Von Sebastian Fischer, Severin Weiland
Berlin/München - Für Berlins Finanzsenator Thilo Sarrazin dürfte es einer der spannendsten Tage seiner Amtszeit sein. Vier Jahre lang hat der Sozialdemokrat auf diesen Tag hingearbeitet, der Hauptstadt einen eisernen Sparkurs verordnet. "Es wird sich zeigen, ob wir die Ernte einfahren oder eine große Enttäuschung erleben", sagte er im Frühjahr, als die Verhandlungen des Bundesverfassungsgerichts über die Klage des Landes begannen. Am Donnerstag um zehn Uhr vormittags werden die Richter ihre Entscheidung bekanntgeben: Bekommt die mit derzeit 61,6 Milliarden Euro verschuldete Hauptstadt Bundeshilfen - oder geht sie leer aus?
Sarrazin hat in Berlin einen Mentalitätswechsel geschafft. Bei den Ausgaben pro Kopf der Bevölkerung liegt die Großstadt mit ihren knapp 3,4 Millionen Einwohnern zwar immer noch vor Hamburg - hat aber aufgeholt. Nur noch fünf Prozent höher ist die Ausgabenlast pro Kopf. Tausende Stellen wurden in den vergangenen Jahren abgebaut, Zehntausende weitere sollen folgen, Kita-Gebühren wurden erhöht, die Förderung im sozialen Wohnungsbau gestoppt.

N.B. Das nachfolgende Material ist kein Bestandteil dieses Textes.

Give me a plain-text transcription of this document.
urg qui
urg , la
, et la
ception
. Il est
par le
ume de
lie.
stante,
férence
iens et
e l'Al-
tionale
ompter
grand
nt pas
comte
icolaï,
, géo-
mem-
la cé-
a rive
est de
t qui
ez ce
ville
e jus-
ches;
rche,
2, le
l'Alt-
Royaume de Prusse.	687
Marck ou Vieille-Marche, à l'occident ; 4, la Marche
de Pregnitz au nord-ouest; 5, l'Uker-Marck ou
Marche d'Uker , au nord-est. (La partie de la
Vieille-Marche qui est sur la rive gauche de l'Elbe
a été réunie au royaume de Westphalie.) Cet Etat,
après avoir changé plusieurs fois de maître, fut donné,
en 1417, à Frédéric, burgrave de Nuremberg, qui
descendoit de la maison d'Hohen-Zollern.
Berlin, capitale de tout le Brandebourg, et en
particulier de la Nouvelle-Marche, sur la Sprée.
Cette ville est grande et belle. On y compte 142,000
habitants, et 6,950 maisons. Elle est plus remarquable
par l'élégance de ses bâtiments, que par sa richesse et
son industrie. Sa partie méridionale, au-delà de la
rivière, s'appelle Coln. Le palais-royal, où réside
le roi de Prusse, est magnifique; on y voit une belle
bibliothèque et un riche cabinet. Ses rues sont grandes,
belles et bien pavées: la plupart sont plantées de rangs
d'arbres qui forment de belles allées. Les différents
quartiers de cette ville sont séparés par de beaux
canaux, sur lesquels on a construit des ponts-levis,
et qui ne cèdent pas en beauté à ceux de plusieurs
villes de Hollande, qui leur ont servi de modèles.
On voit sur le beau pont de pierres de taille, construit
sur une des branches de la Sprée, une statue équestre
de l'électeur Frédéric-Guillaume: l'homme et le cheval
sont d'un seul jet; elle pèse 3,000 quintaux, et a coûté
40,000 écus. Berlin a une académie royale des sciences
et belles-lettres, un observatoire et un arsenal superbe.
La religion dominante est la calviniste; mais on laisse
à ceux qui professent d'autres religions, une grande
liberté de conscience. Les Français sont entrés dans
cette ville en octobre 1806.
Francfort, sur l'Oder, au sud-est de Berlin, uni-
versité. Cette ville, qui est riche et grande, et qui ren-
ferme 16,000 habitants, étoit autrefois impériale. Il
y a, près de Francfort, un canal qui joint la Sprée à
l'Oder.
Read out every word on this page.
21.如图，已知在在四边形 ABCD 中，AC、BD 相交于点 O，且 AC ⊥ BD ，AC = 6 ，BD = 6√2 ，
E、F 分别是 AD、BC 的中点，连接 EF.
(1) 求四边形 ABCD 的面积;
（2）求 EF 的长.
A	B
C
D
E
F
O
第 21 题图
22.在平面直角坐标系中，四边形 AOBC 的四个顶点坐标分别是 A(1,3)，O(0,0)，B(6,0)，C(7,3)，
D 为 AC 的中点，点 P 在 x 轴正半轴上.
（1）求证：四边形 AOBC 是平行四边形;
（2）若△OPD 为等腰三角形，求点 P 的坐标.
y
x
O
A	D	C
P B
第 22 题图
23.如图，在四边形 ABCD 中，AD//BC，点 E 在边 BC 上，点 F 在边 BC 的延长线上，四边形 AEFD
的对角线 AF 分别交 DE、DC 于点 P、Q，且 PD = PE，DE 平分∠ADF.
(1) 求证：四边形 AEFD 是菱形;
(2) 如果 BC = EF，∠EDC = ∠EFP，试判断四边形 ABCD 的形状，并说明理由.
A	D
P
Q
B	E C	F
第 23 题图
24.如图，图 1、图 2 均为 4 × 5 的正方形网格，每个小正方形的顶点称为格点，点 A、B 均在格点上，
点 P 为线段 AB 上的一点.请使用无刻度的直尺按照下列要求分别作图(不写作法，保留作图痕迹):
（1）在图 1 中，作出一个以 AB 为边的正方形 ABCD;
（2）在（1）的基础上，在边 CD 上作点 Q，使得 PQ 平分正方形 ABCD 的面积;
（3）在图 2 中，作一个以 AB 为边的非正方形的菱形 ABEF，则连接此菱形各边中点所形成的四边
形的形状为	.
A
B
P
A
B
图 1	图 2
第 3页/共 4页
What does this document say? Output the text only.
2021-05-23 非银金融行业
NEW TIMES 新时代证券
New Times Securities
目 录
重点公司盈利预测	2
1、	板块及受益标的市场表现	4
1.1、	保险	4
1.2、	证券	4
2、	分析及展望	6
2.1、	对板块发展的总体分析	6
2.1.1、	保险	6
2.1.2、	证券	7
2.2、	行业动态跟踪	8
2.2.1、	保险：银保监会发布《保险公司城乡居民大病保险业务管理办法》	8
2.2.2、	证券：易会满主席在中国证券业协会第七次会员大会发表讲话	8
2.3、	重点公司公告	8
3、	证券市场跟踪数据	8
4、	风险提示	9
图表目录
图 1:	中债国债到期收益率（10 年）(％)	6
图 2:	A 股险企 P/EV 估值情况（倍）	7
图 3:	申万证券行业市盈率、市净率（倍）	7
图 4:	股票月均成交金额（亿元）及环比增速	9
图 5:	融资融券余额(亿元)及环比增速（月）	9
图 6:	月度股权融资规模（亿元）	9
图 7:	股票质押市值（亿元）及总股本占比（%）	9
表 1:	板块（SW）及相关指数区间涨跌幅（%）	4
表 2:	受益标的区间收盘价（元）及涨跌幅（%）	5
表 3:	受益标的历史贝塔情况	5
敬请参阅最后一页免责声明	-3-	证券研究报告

2007 könnte Berlin einen ausgeglichenen Haushalt präsentieren - wäre da nicht die enorme Zinslast, die für die Schuldentilgung künftige Spielräume einengt. 2,4 Milliarden Euro muss Berlin jedes Jahr für die Schulden an Zinsen zahlen. Deshalb will Berlin, dass der Bund einen Teil der Schulden übernimmt. Auch aus historischer Verantwortung, weil die Stadt wie keine andere nach der Deutschen Einheit deindustrialisiert wurde. Die Zahl der Beschäftigten im Produktionssektor liegt mittlerweile bei unter 100.000 - einst war West-Berlin die größte Industriestadt der Bundesrepublik.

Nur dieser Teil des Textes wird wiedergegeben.